Man-in-the-middle attacks can allow monitoring your network traffic. But that is mostly done when you have a wired ethernet network. One way of doing mitm attack is to fool your PC into believing that some other PC is the router, so that all traffic to the router is redirected to the attacker's PC. But you say you have wireless, so, the attacker only needs a program to listen on traffic as it flows through the air.

That means some programmes should downloaded to my computer or some configurations should be done in my computer or something like that? I mean mitm cannot be done without touching my laptop right?
Thanks a lot for the detailed reply.

Quote:

Originally Posted by Irukku

As for your local wireless network, one can only have access to your machine if he has your Windows local admin password and if your sharing resources are enabled.

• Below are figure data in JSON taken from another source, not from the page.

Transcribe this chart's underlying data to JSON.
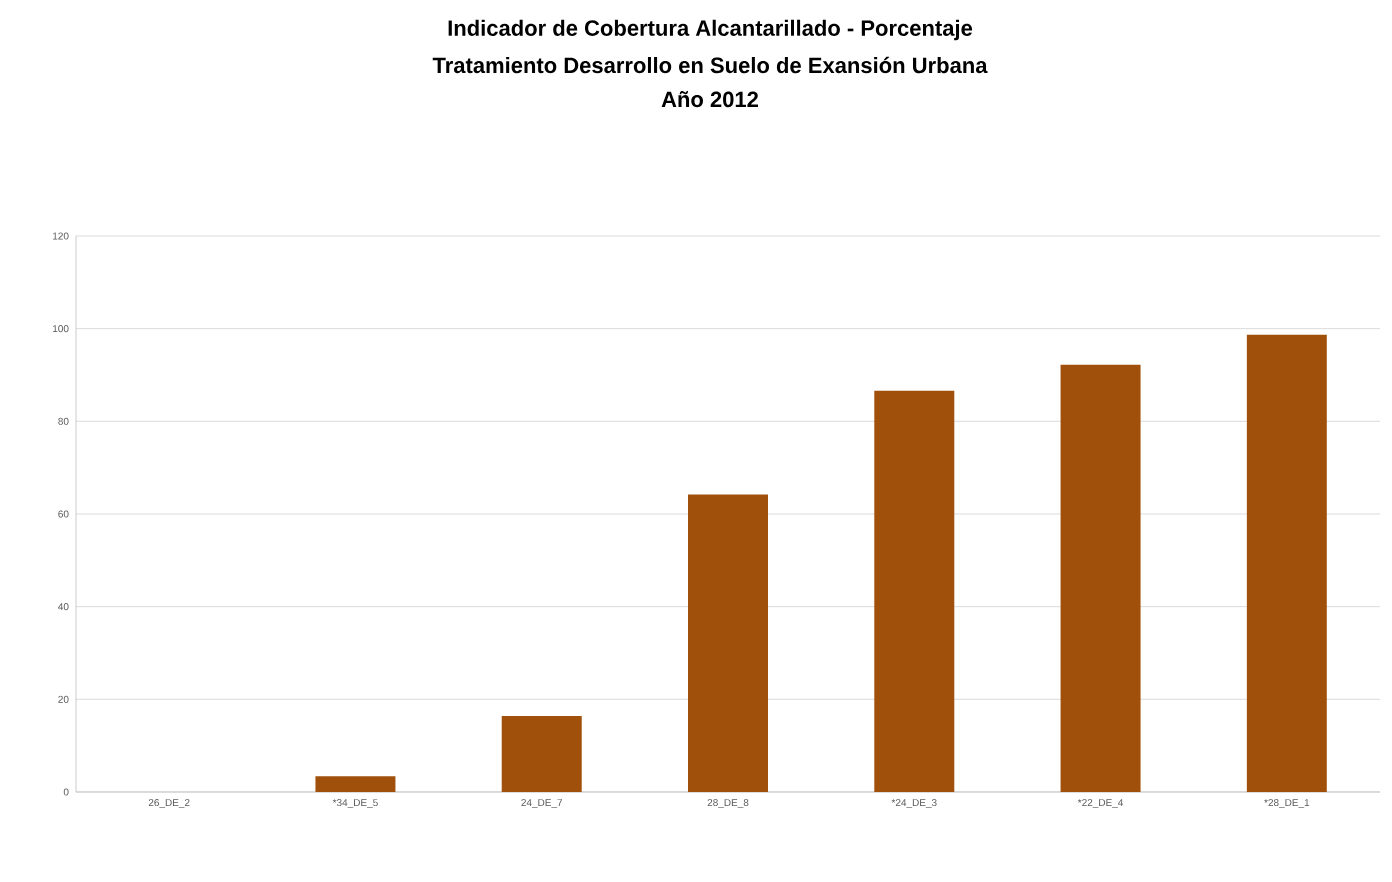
{
  "chart_data": {
    "type": "bar",
    "title": "Indicador de Cobertura Alcantarillado - Porcentaje",
    "subtitle": "Tratamiento Desarrollo en Suelo de Exansión Urbana\nAño 2012",
    "categories": [
      "26_DE_2",
      "*34_DE_5",
      "24_DE_7",
      "28_DE_8",
      "*24_DE_3",
      "*22_DE_4",
      "*28_DE_1"
    ],
    "values": [
      0,
      3.4,
      16.4,
      64.2,
      86.6,
      92.2,
      98.7
    ],
    "color": "#a0500a",
    "ylim": [
      0,
      120
    ],
    "yticks": [
      0,
      20,
      40,
      60,
      80,
      100,
      120
    ],
    "grid": "y"
  }
}
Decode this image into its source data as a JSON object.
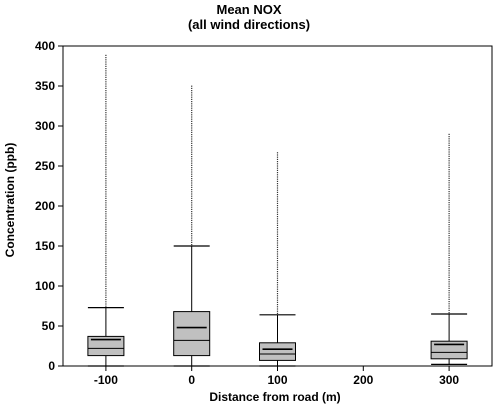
{
  "chart_data": {
    "type": "box",
    "title": "Mean NOX",
    "subtitle": "(all wind directions)",
    "xlabel": "Distance from road (m)",
    "ylabel": "Concentration (ppb)",
    "ylim": [
      0,
      400
    ],
    "yticks": [
      0,
      50,
      100,
      150,
      200,
      250,
      300,
      350,
      400
    ],
    "xticks": [
      -100,
      0,
      100,
      200,
      300
    ],
    "xlim": [
      -150,
      350
    ],
    "grid": false,
    "colors": {
      "box_fill": "#c0c0c0",
      "stroke": "#000000"
    },
    "boxes": [
      {
        "x": -100,
        "min": 0,
        "q1": 13,
        "median": 22,
        "mean": 33,
        "q3": 37,
        "whisker_high": 73,
        "outliers_from": 73,
        "max": 390
      },
      {
        "x": 0,
        "min": 0,
        "q1": 13,
        "median": 32,
        "mean": 48,
        "q3": 68,
        "whisker_high": 150,
        "outliers_from": 150,
        "max": 352
      },
      {
        "x": 100,
        "min": 0,
        "q1": 7,
        "median": 15,
        "mean": 21,
        "q3": 29,
        "whisker_high": 64,
        "outliers_from": 64,
        "max": 268
      },
      {
        "x": 300,
        "min": 2,
        "q1": 9,
        "median": 17,
        "mean": 27,
        "q3": 31,
        "whisker_high": 65,
        "outliers_from": 65,
        "max": 291
      }
    ]
  }
}
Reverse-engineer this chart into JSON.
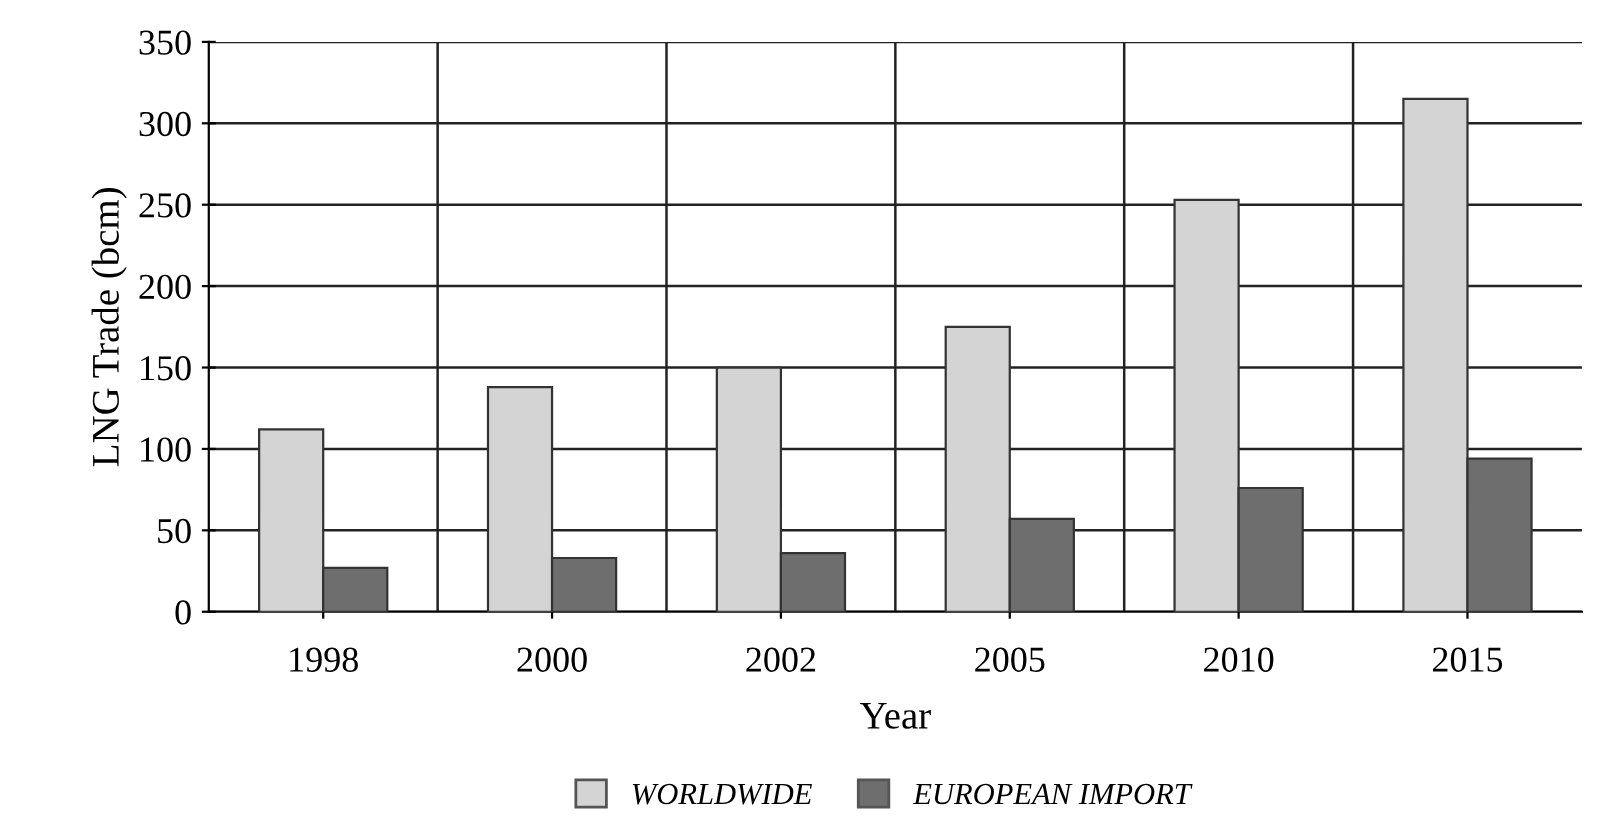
{
  "chart_data": {
    "type": "bar",
    "xlabel": "Year",
    "ylabel": "LNG Trade (bcm)",
    "categories": [
      "1998",
      "2000",
      "2002",
      "2005",
      "2010",
      "2015"
    ],
    "series": [
      {
        "name": "WORLDWIDE",
        "color": "#d4d4d4",
        "values": [
          112,
          138,
          150,
          175,
          253,
          315
        ]
      },
      {
        "name": "EUROPEAN IMPORT",
        "color": "#6e6e6e",
        "values": [
          27,
          33,
          36,
          57,
          76,
          94
        ]
      }
    ],
    "ylim": [
      0,
      350
    ],
    "yticks": [
      0,
      50,
      100,
      150,
      200,
      250,
      300,
      350
    ],
    "grid": true,
    "legend": "bottom"
  }
}
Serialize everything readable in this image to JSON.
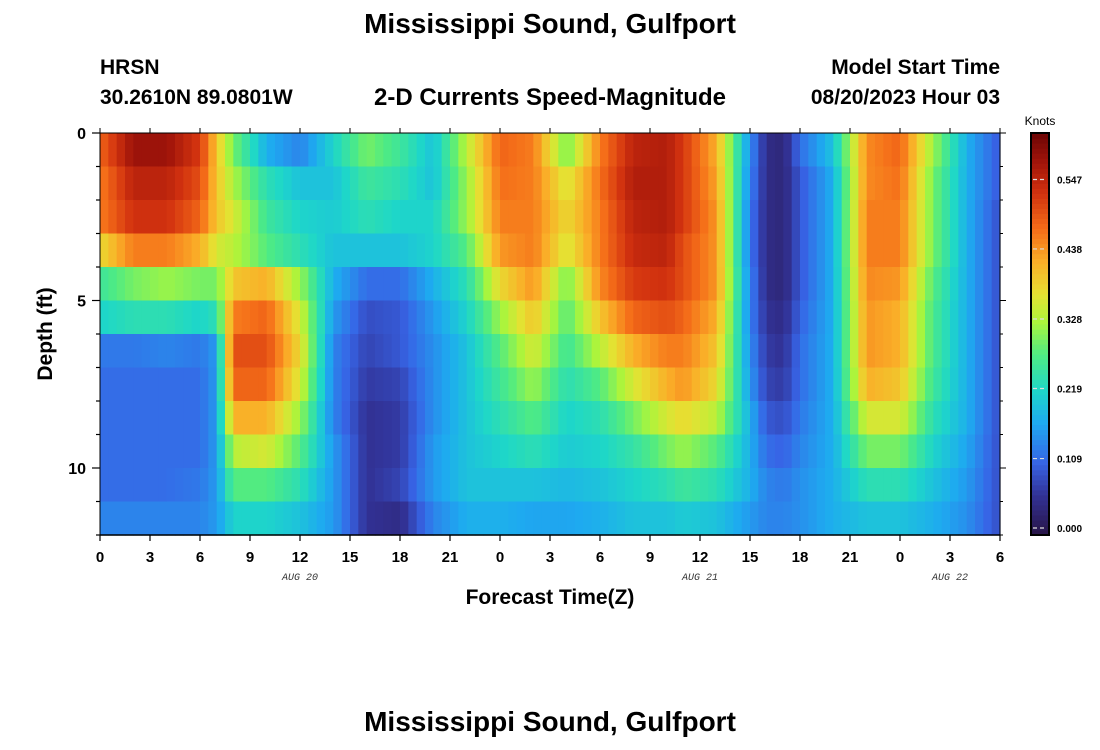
{
  "header": {
    "title": "Mississippi Sound, Gulfport",
    "station": "HRSN",
    "coords": "30.2610N  89.0801W",
    "subtitle": "2-D Currents Speed-Magnitude",
    "model_start_label": "Model Start Time",
    "model_start_value": "08/20/2023 Hour 03"
  },
  "footer": {
    "title": "Mississippi Sound, Gulfport"
  },
  "chart_data": {
    "type": "heatmap",
    "title": "2-D Currents Speed-Magnitude",
    "xlabel": "Forecast Time(Z)",
    "ylabel": "Depth (ft)",
    "x_hours_range": [
      0,
      54
    ],
    "y_range": [
      0,
      12
    ],
    "x_tick_labels": [
      "0",
      "3",
      "6",
      "9",
      "12",
      "15",
      "18",
      "21",
      "0",
      "3",
      "6",
      "9",
      "12",
      "15",
      "18",
      "21",
      "0",
      "3",
      "6"
    ],
    "y_tick_labels": [
      "0",
      "5",
      "10"
    ],
    "day_labels": [
      {
        "label": "AUG 20",
        "hour": 12
      },
      {
        "label": "AUG 21",
        "hour": 36
      },
      {
        "label": "AUG 22",
        "hour": 51
      }
    ],
    "colorbar": {
      "label": "Knots",
      "min": 0.0,
      "max": 0.62,
      "ticks": [
        "0.000",
        "0.109",
        "0.219",
        "0.328",
        "0.438",
        "0.547"
      ]
    },
    "depth_layers": [
      0,
      1,
      2,
      3,
      4,
      5,
      6,
      7,
      8,
      9,
      10,
      11
    ],
    "key_hours": [
      0,
      2,
      4,
      6,
      7,
      8,
      10,
      12,
      14,
      16,
      18,
      20,
      22,
      24,
      26,
      28,
      30,
      32,
      34,
      35,
      37,
      39,
      40,
      41,
      42,
      44,
      46,
      48,
      50,
      52,
      54
    ],
    "key_values": [
      [
        0.48,
        0.58,
        0.58,
        0.52,
        0.4,
        0.3,
        0.18,
        0.14,
        0.22,
        0.3,
        0.26,
        0.2,
        0.34,
        0.48,
        0.46,
        0.3,
        0.46,
        0.55,
        0.56,
        0.52,
        0.42,
        0.15,
        0.05,
        0.04,
        0.12,
        0.2,
        0.45,
        0.48,
        0.32,
        0.18,
        0.1
      ],
      [
        0.46,
        0.55,
        0.55,
        0.5,
        0.4,
        0.33,
        0.24,
        0.2,
        0.2,
        0.26,
        0.24,
        0.2,
        0.32,
        0.47,
        0.46,
        0.36,
        0.47,
        0.56,
        0.56,
        0.52,
        0.43,
        0.14,
        0.05,
        0.04,
        0.1,
        0.18,
        0.45,
        0.47,
        0.3,
        0.18,
        0.1
      ],
      [
        0.46,
        0.53,
        0.53,
        0.48,
        0.4,
        0.36,
        0.26,
        0.22,
        0.21,
        0.24,
        0.22,
        0.22,
        0.32,
        0.46,
        0.46,
        0.38,
        0.46,
        0.55,
        0.56,
        0.52,
        0.44,
        0.13,
        0.05,
        0.04,
        0.1,
        0.18,
        0.46,
        0.46,
        0.3,
        0.18,
        0.09
      ],
      [
        0.38,
        0.46,
        0.46,
        0.42,
        0.36,
        0.34,
        0.28,
        0.24,
        0.2,
        0.2,
        0.2,
        0.22,
        0.28,
        0.44,
        0.46,
        0.36,
        0.46,
        0.54,
        0.55,
        0.5,
        0.44,
        0.13,
        0.05,
        0.04,
        0.1,
        0.18,
        0.46,
        0.46,
        0.3,
        0.18,
        0.09
      ],
      [
        0.26,
        0.3,
        0.32,
        0.3,
        0.3,
        0.4,
        0.42,
        0.32,
        0.18,
        0.12,
        0.12,
        0.18,
        0.24,
        0.38,
        0.44,
        0.3,
        0.45,
        0.52,
        0.53,
        0.5,
        0.44,
        0.14,
        0.05,
        0.04,
        0.1,
        0.18,
        0.45,
        0.44,
        0.28,
        0.18,
        0.09
      ],
      [
        0.22,
        0.24,
        0.24,
        0.22,
        0.24,
        0.46,
        0.48,
        0.36,
        0.16,
        0.09,
        0.1,
        0.16,
        0.22,
        0.32,
        0.4,
        0.28,
        0.4,
        0.48,
        0.5,
        0.48,
        0.42,
        0.14,
        0.06,
        0.05,
        0.11,
        0.18,
        0.44,
        0.42,
        0.27,
        0.18,
        0.09
      ],
      [
        0.13,
        0.13,
        0.14,
        0.13,
        0.16,
        0.5,
        0.5,
        0.38,
        0.14,
        0.08,
        0.1,
        0.15,
        0.2,
        0.28,
        0.36,
        0.26,
        0.34,
        0.42,
        0.46,
        0.46,
        0.4,
        0.15,
        0.07,
        0.06,
        0.12,
        0.18,
        0.44,
        0.42,
        0.27,
        0.18,
        0.09
      ],
      [
        0.12,
        0.12,
        0.12,
        0.12,
        0.16,
        0.48,
        0.48,
        0.36,
        0.14,
        0.07,
        0.08,
        0.15,
        0.2,
        0.26,
        0.32,
        0.24,
        0.28,
        0.36,
        0.42,
        0.44,
        0.38,
        0.16,
        0.08,
        0.07,
        0.12,
        0.18,
        0.42,
        0.4,
        0.26,
        0.18,
        0.09
      ],
      [
        0.12,
        0.12,
        0.12,
        0.12,
        0.16,
        0.42,
        0.42,
        0.32,
        0.14,
        0.06,
        0.07,
        0.15,
        0.2,
        0.24,
        0.28,
        0.22,
        0.24,
        0.3,
        0.36,
        0.38,
        0.34,
        0.18,
        0.1,
        0.09,
        0.13,
        0.18,
        0.36,
        0.36,
        0.24,
        0.18,
        0.09
      ],
      [
        0.12,
        0.12,
        0.12,
        0.12,
        0.16,
        0.34,
        0.36,
        0.28,
        0.16,
        0.06,
        0.07,
        0.16,
        0.2,
        0.22,
        0.24,
        0.21,
        0.22,
        0.25,
        0.3,
        0.32,
        0.28,
        0.18,
        0.12,
        0.11,
        0.14,
        0.18,
        0.3,
        0.3,
        0.22,
        0.17,
        0.09
      ],
      [
        0.12,
        0.12,
        0.12,
        0.13,
        0.16,
        0.28,
        0.28,
        0.24,
        0.16,
        0.06,
        0.08,
        0.16,
        0.2,
        0.2,
        0.2,
        0.19,
        0.2,
        0.22,
        0.24,
        0.26,
        0.24,
        0.18,
        0.14,
        0.13,
        0.15,
        0.18,
        0.24,
        0.24,
        0.2,
        0.16,
        0.09
      ],
      [
        0.14,
        0.14,
        0.14,
        0.14,
        0.16,
        0.22,
        0.22,
        0.2,
        0.16,
        0.06,
        0.05,
        0.14,
        0.18,
        0.18,
        0.17,
        0.17,
        0.18,
        0.2,
        0.2,
        0.21,
        0.2,
        0.16,
        0.14,
        0.14,
        0.15,
        0.18,
        0.2,
        0.2,
        0.18,
        0.15,
        0.09
      ]
    ]
  }
}
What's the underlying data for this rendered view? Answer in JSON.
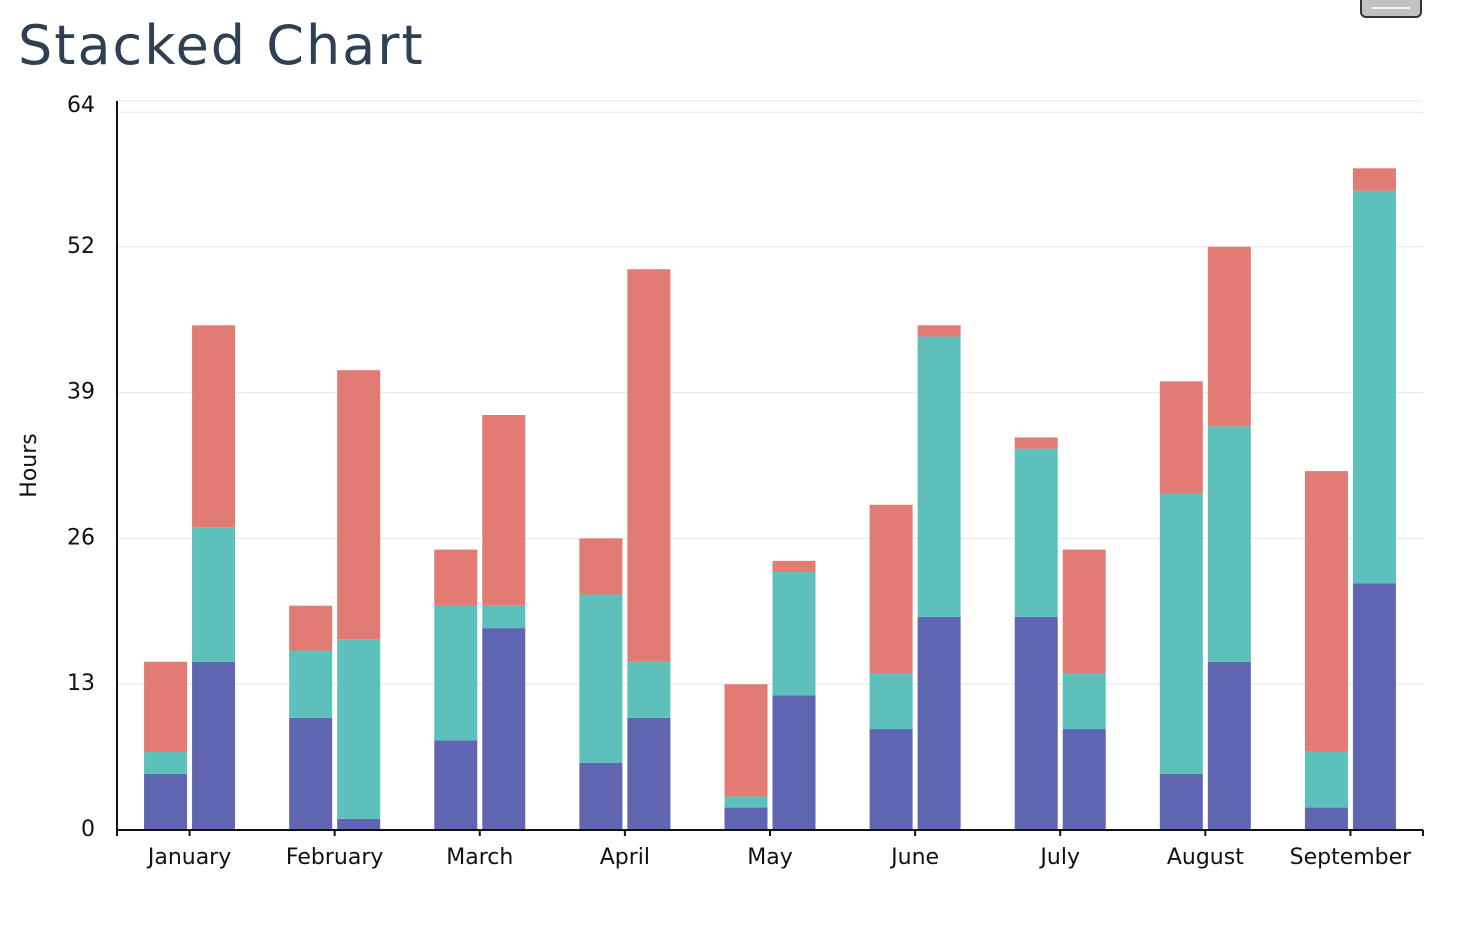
{
  "chart_data": {
    "type": "bar",
    "stacked": true,
    "title": "Stacked Chart",
    "xlabel": "",
    "ylabel": "Hours",
    "ylim": [
      0,
      65
    ],
    "yticks": [
      0,
      13,
      26,
      39,
      52,
      64
    ],
    "grid": true,
    "legend": "none",
    "categories": [
      "January",
      "February",
      "March",
      "April",
      "May",
      "June",
      "July",
      "August",
      "September"
    ],
    "bar_groups": [
      {
        "series": [
          {
            "color": "#5f65b1",
            "values": [
              5,
              10,
              8,
              6,
              2,
              9,
              19,
              5,
              2
            ]
          },
          {
            "color": "#5dc0bb",
            "values": [
              2,
              6,
              12,
              15,
              1,
              5,
              15,
              25,
              5
            ]
          },
          {
            "color": "#e27b73",
            "values": [
              8,
              4,
              5,
              5,
              10,
              15,
              1,
              10,
              25
            ]
          }
        ]
      },
      {
        "series": [
          {
            "color": "#5f65b1",
            "values": [
              15,
              1,
              18,
              10,
              12,
              19,
              9,
              15,
              22
            ]
          },
          {
            "color": "#5dc0bb",
            "values": [
              12,
              16,
              2,
              5,
              11,
              25,
              5,
              21,
              35
            ]
          },
          {
            "color": "#e27b73",
            "values": [
              18,
              24,
              17,
              35,
              1,
              1,
              11,
              16,
              2
            ]
          }
        ]
      }
    ]
  },
  "menu": {
    "icon": "hamburger-menu-icon"
  }
}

Sorry but what is Windows local admin pass? You mean the pass I atadığım for connecting the router? And where can I check "sharing resources"?

Quote:

Originally Posted by Irukku

If you have had someone else mess with your computer's configuration it's possible he's got such access, but well, if you have someone else administer your personal machine that should not be surprising.

What should I do then? How can I check configurations and see if everythings ok?

[calvin-c]

Rats-lost what I'd written when I went back to check the names of the sticky threads.

Stickies are threads that are permanently 'stuck' to the top of the thread list in a forum. On TSG they actually have the label 'Sticky' prefixed to them. On this forum they're the General Security Help and Security Tools threads.

I agree that the average person shouldn't worry about somebody capturing encoded data-but your initial question seemed a little beyond the concern the average person has so I thought I should cover all the bases.

I wouldn't want to say it was impossible for a tech to implant a hardware monitoring device inside a laptop, but I think it would need to be someone specifically targeting you. Again, it's not something the average person would worry about.

Most of the remaining questions can be covered by the answer to your last question, to Irukku. If you don't trust the person who administers your PC then you should either find another person, one you do trust, or learn to do it yourself. The average person will simply find another person-and will start by asking them to check their PC for intrusions.

Most of your concerns seem to be pretty far out there. Stuff that can be done but is difficult enough that only someone with both resources & a reason to target you would do it. The average person is content with encrypting their wireless network and using anti-malware programs to catch random intrusions. Anti-malware includes firewalls, anti-virus, and anti-spyware, all of which are described in the sticky threads on this forum. If you have greater concerns than can be answered by 'average' programs then I suggest you hire a security specialist.

[lunarlander]

One method of man-in-the-middle attack is to use ARP poisoning. See details here: http://en.wikipedia.org/wiki/Arp_poisoning. ARP messages gets passed around the network telling each other which network card uses which ip address.

If you have the WPA2 password, you can theorectically read the network traffic passing through the air. It would require a special program.